00:21:18 This optimization results in faster execution times, which we can measure against both C implementations and previous Ruby implementations.
00:21:43 It’s critical that we also consider maintaining the essence of Ruby code while minimizing the complexity introduced by C code in the underlying implementation.
00:22:08 Optimizing parameters and supporting keyword arguments are areas that we are currently looking into for further enhancement.
00:22:33 The future agenda includes introducing overloading mechanisms in our designs to push performance improvements, hence implementing a Ruby to C seamless interaction.
00:23:00 While I might not get to dive into the compilation binary format details today, I want to emphasize its role in improving Ruby's efficiency.
00:23:27 Currently, our framework is set to provide support for larger binaries and improve data handling through the shared use of compiled elements.

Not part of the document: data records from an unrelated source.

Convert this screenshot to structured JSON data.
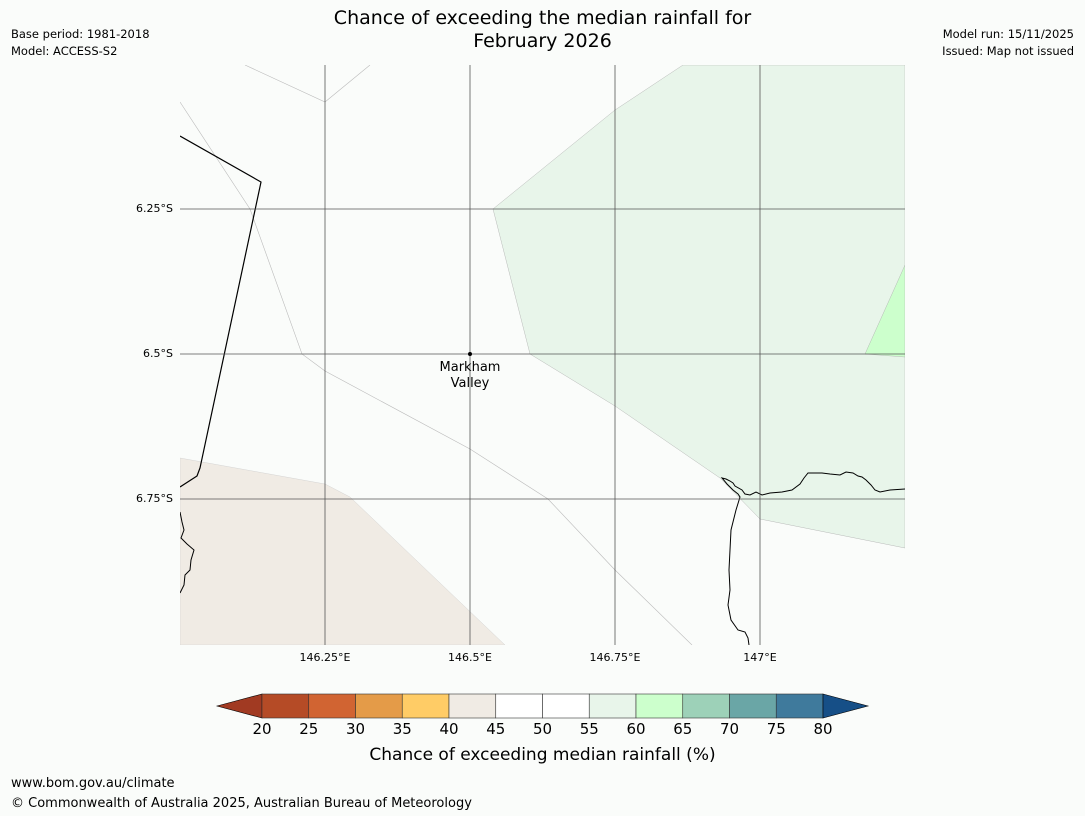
{
  "header": {
    "title_line1": "Chance of exceeding the median rainfall for",
    "title_line2": "February 2026",
    "base_period": "Base period: 1981-2018",
    "model": "Model: ACCESS-S2",
    "model_run": "Model run: 15/11/2025",
    "issued": "Issued: Map not issued"
  },
  "map": {
    "lat_labels": [
      "6.25°S",
      "6.5°S",
      "6.75°S"
    ],
    "lon_labels": [
      "146.25°E",
      "146.5°E",
      "146.75°E",
      "147°E"
    ],
    "place_name": "Markham Valley",
    "place_line1": "Markham",
    "place_line2": "Valley",
    "colors": {
      "ocean": "#fafcfa",
      "band_35_40_tan": "#f0ebe4",
      "band_55_60_lightgreen": "#e8f5ea",
      "band_60_65_green": "#ccffcc",
      "grid": "#555555",
      "coast": "#000000"
    }
  },
  "colorbar": {
    "title": "Chance of exceeding median rainfall (%)",
    "tick_labels": [
      "20",
      "25",
      "30",
      "35",
      "40",
      "45",
      "50",
      "55",
      "60",
      "65",
      "70",
      "75",
      "80"
    ],
    "under_color": "#a13a22",
    "over_color": "#164f87",
    "colors": [
      "#b54b26",
      "#d16432",
      "#e49b48",
      "#ffcc66",
      "#f0ebe4",
      "#ffffff",
      "#ffffff",
      "#e8f5ea",
      "#ccffcc",
      "#9dd1b8",
      "#6aa6a6",
      "#3f7a9c"
    ]
  },
  "footer": {
    "url": "www.bom.gov.au/climate",
    "copyright": "© Commonwealth of Australia 2025, Australian Bureau of Meteorology"
  }
}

00:23:51 By working on several methods of compilation, we can effectively reduce the startup time for Ruby programs, ensuring performance sustainability.
00:24:20 In the method of lazy loading, the focus is on optimizing the resource allocation based on actual need, avoiding unnecessary memory usage.
00:24:48 This technique has been beneficial, especially in instances where class definitions may be extensive but only a subset is invokeable.
00:25:08 Through analyzing the performance improvements achieved via these optimizations, we've seen considerable reductions in load times.
00:25:32 Ultimately, I aim to demonstrate how our ideas can bind Ruby and C together while producing exceptional efficiency, thereby addressing modern programming demands.
00:26:06 Thank you so much for your attention during my talk. Your engagement and thoughts are greatly appreciated.